Handover is a critical function of the BSS, which ensures that the mobile devices maintain uninterrupted communication with the network as they move through the coverage area. Handover is initiated when the signal quality from one BTS deteriorates, and the device needs to be transferred to another BTS with a stronger signal. The BSS uses several handover algorithms, including hard handover, soft handover, and neighbor cell handover, to ensure smooth and seamless handover between the BTSs.
BSS also provides security functions, including authentication, encryption, and signaling security. Authentication involves verifying the identity of the subscriber and the mobile device before granting access to the network. Encryption involves scrambling the communication between the mobile device and the network to prevent eavesdropping and unauthorized access. Signaling security involves protecting the signaling messages exchanged between the mobile device and the network from interception and tampering.
BSS Architecture The BSS architecture is designed to provide high availability, scalability, and reliability. The architecture is based on a hierarchical structure, with the BSC serving as the central element that controls the BTSs. The TRAU is connected to the BSC through a dedicated link, and it is used to compress and decompress the audio signals transmitted over the air.
The BTSs are located at the cell sites, which are distributed throughout the network's coverage area. The BTSs are connected to the BSC through a digital communication link, such as a T1 or E1 line. The BTSs are responsible for transmitting and receiving signals over the air to and from the mobile devices.

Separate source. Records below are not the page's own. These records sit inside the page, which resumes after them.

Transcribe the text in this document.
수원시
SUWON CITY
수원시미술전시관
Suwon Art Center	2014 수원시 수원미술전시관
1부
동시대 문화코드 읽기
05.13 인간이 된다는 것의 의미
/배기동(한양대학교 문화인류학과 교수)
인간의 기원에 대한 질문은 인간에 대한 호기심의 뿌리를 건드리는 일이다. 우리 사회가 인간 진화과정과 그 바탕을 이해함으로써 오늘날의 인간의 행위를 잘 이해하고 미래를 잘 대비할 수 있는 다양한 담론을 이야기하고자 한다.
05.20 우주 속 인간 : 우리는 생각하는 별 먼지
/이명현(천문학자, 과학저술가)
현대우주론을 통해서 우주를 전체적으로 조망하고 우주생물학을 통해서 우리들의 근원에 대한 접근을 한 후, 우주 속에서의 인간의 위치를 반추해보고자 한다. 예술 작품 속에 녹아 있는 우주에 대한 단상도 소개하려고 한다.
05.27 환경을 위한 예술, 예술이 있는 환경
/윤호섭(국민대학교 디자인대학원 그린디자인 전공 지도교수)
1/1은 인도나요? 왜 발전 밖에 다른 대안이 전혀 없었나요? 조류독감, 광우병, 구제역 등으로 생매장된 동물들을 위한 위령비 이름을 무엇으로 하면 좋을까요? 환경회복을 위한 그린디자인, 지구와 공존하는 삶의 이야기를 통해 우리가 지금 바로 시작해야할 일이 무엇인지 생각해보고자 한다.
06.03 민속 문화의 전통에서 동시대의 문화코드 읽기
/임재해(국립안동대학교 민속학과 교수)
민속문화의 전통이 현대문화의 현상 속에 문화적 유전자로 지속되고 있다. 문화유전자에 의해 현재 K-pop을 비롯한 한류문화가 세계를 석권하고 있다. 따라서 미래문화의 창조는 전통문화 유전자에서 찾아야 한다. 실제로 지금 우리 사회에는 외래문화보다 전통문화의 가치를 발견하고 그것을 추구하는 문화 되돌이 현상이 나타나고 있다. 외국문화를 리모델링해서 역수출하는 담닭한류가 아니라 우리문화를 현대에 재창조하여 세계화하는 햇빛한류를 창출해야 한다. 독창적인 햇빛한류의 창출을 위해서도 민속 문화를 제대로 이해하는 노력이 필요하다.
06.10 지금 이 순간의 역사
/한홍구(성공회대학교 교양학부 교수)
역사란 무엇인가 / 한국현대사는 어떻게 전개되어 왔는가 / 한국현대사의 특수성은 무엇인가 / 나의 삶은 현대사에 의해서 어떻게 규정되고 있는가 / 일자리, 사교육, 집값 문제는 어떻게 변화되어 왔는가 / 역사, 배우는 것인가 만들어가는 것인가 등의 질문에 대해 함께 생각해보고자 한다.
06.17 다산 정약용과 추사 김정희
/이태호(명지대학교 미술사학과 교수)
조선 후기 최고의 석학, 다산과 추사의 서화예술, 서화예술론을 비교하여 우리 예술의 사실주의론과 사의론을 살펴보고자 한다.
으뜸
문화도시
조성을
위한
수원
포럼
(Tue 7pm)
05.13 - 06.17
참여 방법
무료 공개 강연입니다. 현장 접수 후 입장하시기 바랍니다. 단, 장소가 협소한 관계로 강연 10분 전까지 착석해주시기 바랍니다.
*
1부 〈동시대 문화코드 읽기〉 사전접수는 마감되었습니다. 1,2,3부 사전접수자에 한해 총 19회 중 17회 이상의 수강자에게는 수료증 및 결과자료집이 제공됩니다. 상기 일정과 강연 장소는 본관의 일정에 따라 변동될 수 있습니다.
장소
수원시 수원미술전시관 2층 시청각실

The BSC is responsible for managing the BTSs, including handover, power control, and resource allocation. The BSC is connected to the MSC through a dedicated link, which is used for call routing and management. The BSC also communicates with the HLR to retrieve subscriber information, including the subscriber's location and service profile.
The TRAU is a standalone unit that is connected to the BSC through a dedicated link. The TRAU is responsible for compressing and decompressing the audio signals transmitted over the air. The TRAU also performs rate adaptation to ensure that the audio signals are transmitted at the appropriate bit rate based on the available network bandwidth.
Conclusion The Base Station Subsystem (BSS) is an essential component of the GSM network architecture. It is responsible for managing the radio access network (RAN) and providing wireless communication services to the mobile devices. The BSS consists of several network elements, including the Base Transceiver Station (BTS), Base Station Controller (BSC), and Transcoder and Rate Adaptation Unit (TRAU). The BSS operates in close coordination with the Mobile Switching Center (MSC) and the Home Location Register (HLR) in the GSM network to provide reliable and secure communication services to the subscribers.